In 1892, he was elected as district attorney of Wood County, Wisconsin, but lost re-election in 1894. One of Goggin's students at Howe High School, Theodore W. Brazeau, joined with Goggins to form the law firm Goggins & Brazeau on June 27, 1900. On August 1, 1923, R. B. Graves joined and the firm became Goggins, Brazeau, & Graves. He left the firm in April 1, 1937. After his death, the firm became Brazeau & Graves. He was a Democrat.

In April 1900, he became the first mayor of Wisconsin Rapids, Wisconsin, which had just been consolidated from Grand Rapids and Centralia. He served one term.

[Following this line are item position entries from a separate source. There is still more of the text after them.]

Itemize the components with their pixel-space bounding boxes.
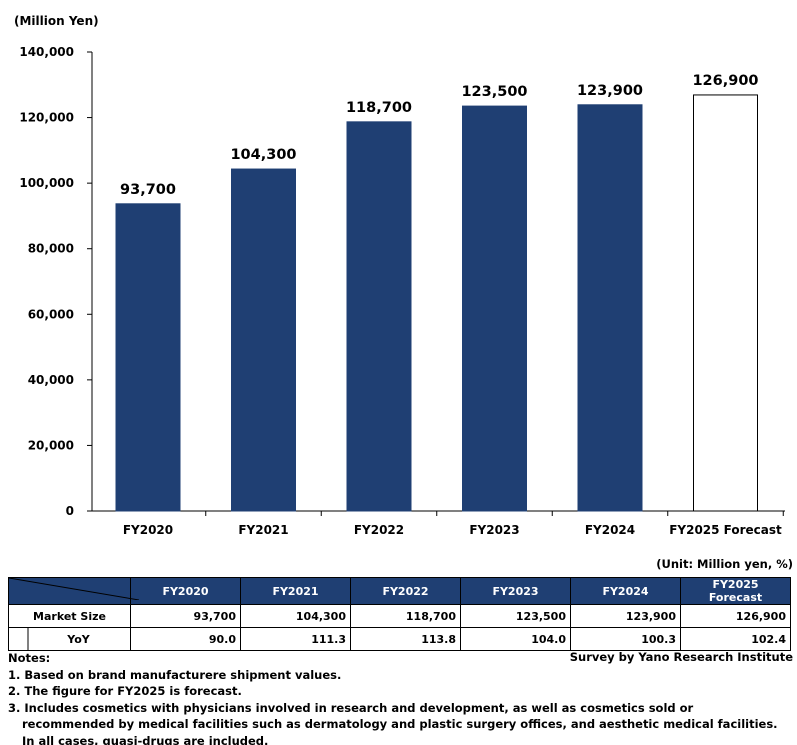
cell: 104,300	[240, 604, 351, 628]
row-label: Market Size	[8, 604, 131, 628]
header-cell: FY2022	[350, 577, 461, 605]
note-item: 3. Includes cosmetics with physicians in…	[8, 700, 694, 715]
data-label: 126,900	[692, 73, 758, 89]
y-tick-label: 80,000	[28, 242, 74, 256]
bar	[577, 104, 643, 512]
corner-cell	[8, 577, 139, 605]
x-tick-label: FY2022	[354, 523, 404, 537]
note-item: 1. Based on brand manufacturere shipment…	[8, 667, 342, 682]
header-cell: FY2024	[570, 577, 681, 605]
table-unit: (Unit: Million yen, %)	[656, 557, 793, 571]
header-cell: FY2025 Forecast	[680, 577, 791, 605]
data-label: 93,700	[120, 182, 176, 198]
y-tick-label: 100,000	[19, 176, 74, 190]
row-label: YoY	[8, 627, 131, 651]
y-unit-label: (Million Yen)	[14, 14, 99, 28]
cell: 113.8	[350, 627, 461, 651]
cell: 90.0	[130, 627, 241, 651]
bar-chart: 0 20,000 40,000 60,000 80,000 100,000 120,000 1…	[19, 45, 785, 537]
cell: 104.0	[460, 627, 571, 651]
cell: 102.4	[680, 627, 791, 651]
x-tick-label: FY2020	[123, 523, 173, 537]
source-credit: Survey by Yano Research Institute	[569, 650, 793, 664]
y-tick-label: 60,000	[28, 307, 74, 321]
data-label: 118,700	[346, 100, 412, 116]
cell: 123,500	[460, 604, 571, 628]
x-tick-label: FY2023	[469, 523, 519, 537]
cell: 93,700	[130, 604, 241, 628]
notes: Notes: 1. Based on brand manufacturere s…	[8, 650, 778, 745]
data-label: 123,900	[577, 83, 643, 99]
header-cell: FY2023	[460, 577, 571, 605]
cell: 126,900	[680, 604, 791, 628]
notes-title: Notes:	[8, 651, 51, 665]
x-tick-label: FY2025 Forecast	[669, 523, 782, 537]
cell: 111.3	[240, 627, 351, 651]
cell: 123,900	[570, 604, 681, 628]
y-tick-label: 140,000	[19, 45, 74, 59]
y-tick-label: 0	[66, 504, 74, 518]
cell: 118,700	[350, 604, 461, 628]
bar	[693, 94, 758, 512]
y-tick-label: 120,000	[19, 111, 74, 125]
note-item: 2. The figure for FY2025 is forecast.	[8, 684, 242, 698]
note-item: In all cases, quasi-drugs are included.	[22, 733, 269, 745]
cell: 100.3	[570, 627, 681, 651]
bar	[462, 105, 527, 512]
bar	[346, 121, 412, 512]
bar	[115, 203, 181, 512]
table-row-market-size: Market Size 93,700 104,300 118,700 123,5…	[8, 604, 791, 628]
data-label: 104,300	[230, 147, 296, 163]
header-cell: FY2020	[130, 577, 241, 605]
bar	[231, 168, 296, 512]
data-table: FY2020 FY2021 FY2022 FY2023 FY2024 FY202…	[8, 577, 791, 651]
table-header-row: FY2020 FY2021 FY2022 FY2023 FY2024 FY202…	[8, 577, 791, 605]
note-item: recommended by medical facilities such a…	[22, 717, 778, 731]
x-tick-label: FY2024	[585, 523, 635, 537]
table-row-yoy: YoY 90.0 111.3 113.8 104.0 100.3 102.4	[8, 627, 791, 651]
y-tick-label: 40,000	[28, 373, 74, 387]
data-label: 123,500	[461, 84, 527, 100]
x-tick-label: FY2021	[238, 523, 288, 537]
header-cell: FY2021	[240, 577, 351, 605]
y-tick-label: 20,000	[28, 438, 74, 452]
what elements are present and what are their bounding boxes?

In 1910, Goggins worked on a board of appraisers to appraise Eau Claire Water Works in Eau Claire, Wisconsin. During World War I, Goggins prosecuted alleged violators of the Espionage Act of 1917. On March 1, 1918, he was appointed by Thomas Watt Gregory as the special assistant to the U.S. attorney general for the western district of Wisconsin to prosecute violators of the Act. Under federal judges A. L. Sanborn of Madison and Evan E. Evans of Chicago, he prosecuted espionage cases, including Judge John M. Becker of Monroe and Louis B. Nagler, former Wisconsin assistant secretary of state. He held this role until November 1, 1919. He also tried the United States's case against Ada Griffith for the White Slave Traffic Act, which reached the U.S. Supreme Court. He defended the constitutionality of the Husting Power Water Act, dealing with the title of water powers in the state, in the state supreme court.

He also served as a member of the Wood County Board and Centralia School Board. He was a Democratic candidate for Wisconsin State Senate and was offered an appointment by Governor James O. Davidson to the Railroad Commission of Wisconsin, but declined.

He served as president of the Wisconsin State Bar Association from June 1916 to June 1917.

==Personal life==
Goggins married Elizabeth A. Hooten of Clemonsville, Winnebago County, Wisconsin, on August 11, 1886. Together, they had six children, including Hugh W. Goggins, William A. Goggins and Robert S. Goggins. Goggins's son, Hugh W. Goggins, also worked in his father's law firm and served as district attorney of Wood County.

==Death==
Goggins died on September 2, 1937, at his home in Wisconsin Rapids. He was cremated and buried at Forest Hill Cemetery.